Was optimistisch stimmt: Viele haben ein hohes Vertrauen in die Problemlösungsfähigkeit der Gesamtgesellschaft. Auch identifizieren sich junge Leute positiv mit dem Staat und der Demokratie. Das Vertrauen in staatliche Institutionen ist sogar gewachsen.
Soziales und gesellschaftliches Mittun steht hoch im Kurs
Gute Nachrichten gibt es auch in Sachen ehrenamtlicher Bereitschaft. Die Shell-Studie fasst zusammen, dass 40 Prozent der befragten Jugendlichen ein im Vergleich zu 2019 erhöhtes soziales und gesellschaftliches Aktivitätsniveau haben.

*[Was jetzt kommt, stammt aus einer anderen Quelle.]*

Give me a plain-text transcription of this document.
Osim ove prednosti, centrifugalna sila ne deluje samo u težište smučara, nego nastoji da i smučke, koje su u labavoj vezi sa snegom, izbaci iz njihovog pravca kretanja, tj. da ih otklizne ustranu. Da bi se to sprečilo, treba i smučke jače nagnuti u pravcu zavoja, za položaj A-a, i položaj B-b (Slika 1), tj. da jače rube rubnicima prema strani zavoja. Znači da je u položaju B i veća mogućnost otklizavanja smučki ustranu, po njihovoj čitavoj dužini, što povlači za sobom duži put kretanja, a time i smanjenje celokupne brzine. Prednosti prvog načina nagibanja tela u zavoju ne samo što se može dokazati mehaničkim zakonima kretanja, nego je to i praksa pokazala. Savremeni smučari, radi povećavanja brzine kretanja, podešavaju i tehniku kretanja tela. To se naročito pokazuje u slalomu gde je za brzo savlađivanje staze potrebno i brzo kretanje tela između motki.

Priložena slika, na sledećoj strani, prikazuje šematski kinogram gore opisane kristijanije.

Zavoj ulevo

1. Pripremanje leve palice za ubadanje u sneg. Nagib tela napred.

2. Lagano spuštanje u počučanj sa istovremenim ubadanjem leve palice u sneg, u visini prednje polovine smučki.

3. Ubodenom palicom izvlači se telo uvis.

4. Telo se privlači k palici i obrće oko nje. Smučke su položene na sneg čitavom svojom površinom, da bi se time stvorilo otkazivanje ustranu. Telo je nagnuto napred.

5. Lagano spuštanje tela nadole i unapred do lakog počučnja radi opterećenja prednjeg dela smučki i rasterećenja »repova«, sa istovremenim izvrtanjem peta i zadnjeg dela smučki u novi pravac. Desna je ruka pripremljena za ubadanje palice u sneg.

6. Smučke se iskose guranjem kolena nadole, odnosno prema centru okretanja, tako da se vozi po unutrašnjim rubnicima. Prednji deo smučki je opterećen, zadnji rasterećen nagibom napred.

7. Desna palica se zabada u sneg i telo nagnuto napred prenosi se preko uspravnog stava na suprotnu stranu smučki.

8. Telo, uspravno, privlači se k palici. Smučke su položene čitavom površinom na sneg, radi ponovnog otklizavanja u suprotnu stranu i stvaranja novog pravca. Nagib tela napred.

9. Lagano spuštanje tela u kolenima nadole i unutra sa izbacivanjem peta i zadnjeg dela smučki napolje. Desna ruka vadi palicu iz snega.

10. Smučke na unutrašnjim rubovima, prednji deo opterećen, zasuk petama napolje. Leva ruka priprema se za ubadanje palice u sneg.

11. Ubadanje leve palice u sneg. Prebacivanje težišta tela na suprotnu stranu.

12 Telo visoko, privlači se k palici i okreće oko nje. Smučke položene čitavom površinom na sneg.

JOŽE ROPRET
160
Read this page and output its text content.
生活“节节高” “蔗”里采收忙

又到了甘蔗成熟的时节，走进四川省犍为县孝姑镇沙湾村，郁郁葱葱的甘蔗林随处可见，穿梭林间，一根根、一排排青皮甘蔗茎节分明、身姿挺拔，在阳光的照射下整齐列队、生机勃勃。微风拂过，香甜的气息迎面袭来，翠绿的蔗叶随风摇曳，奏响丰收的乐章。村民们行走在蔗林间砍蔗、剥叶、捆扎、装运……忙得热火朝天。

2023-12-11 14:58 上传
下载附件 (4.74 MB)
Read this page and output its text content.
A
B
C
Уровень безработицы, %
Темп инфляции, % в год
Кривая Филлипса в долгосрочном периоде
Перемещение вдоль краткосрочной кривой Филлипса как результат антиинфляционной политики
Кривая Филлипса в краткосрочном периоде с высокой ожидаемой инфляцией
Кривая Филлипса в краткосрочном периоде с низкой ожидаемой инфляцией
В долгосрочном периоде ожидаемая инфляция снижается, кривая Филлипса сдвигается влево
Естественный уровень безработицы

Trotz der verschiedensten Krisenlagen blicken 56% der Jugendlichen zuversichtlich in die Zukunft, was die gesamtgesellschaftliche Entwicklung angeht. „Anders sieht es jedoch bei der Zuversicht in die eigene Zukunft aus“, schreiben die Studienautoren. Hier ist der Wert seit 2019 um sechs Prozent gesunken. Dementsprechend ist das Bedürfnis nach mehr wirtschaftlicher Sicherheit gestiegen.
Die Botschaft der Jugend: Gerade vor dem Hintergrund zahlreicher Krisen blicken junge Menschen immer noch pragmatisch und positiv in die Zukunft. Forscher Albert sieht darin das überraschendste Ergebnis.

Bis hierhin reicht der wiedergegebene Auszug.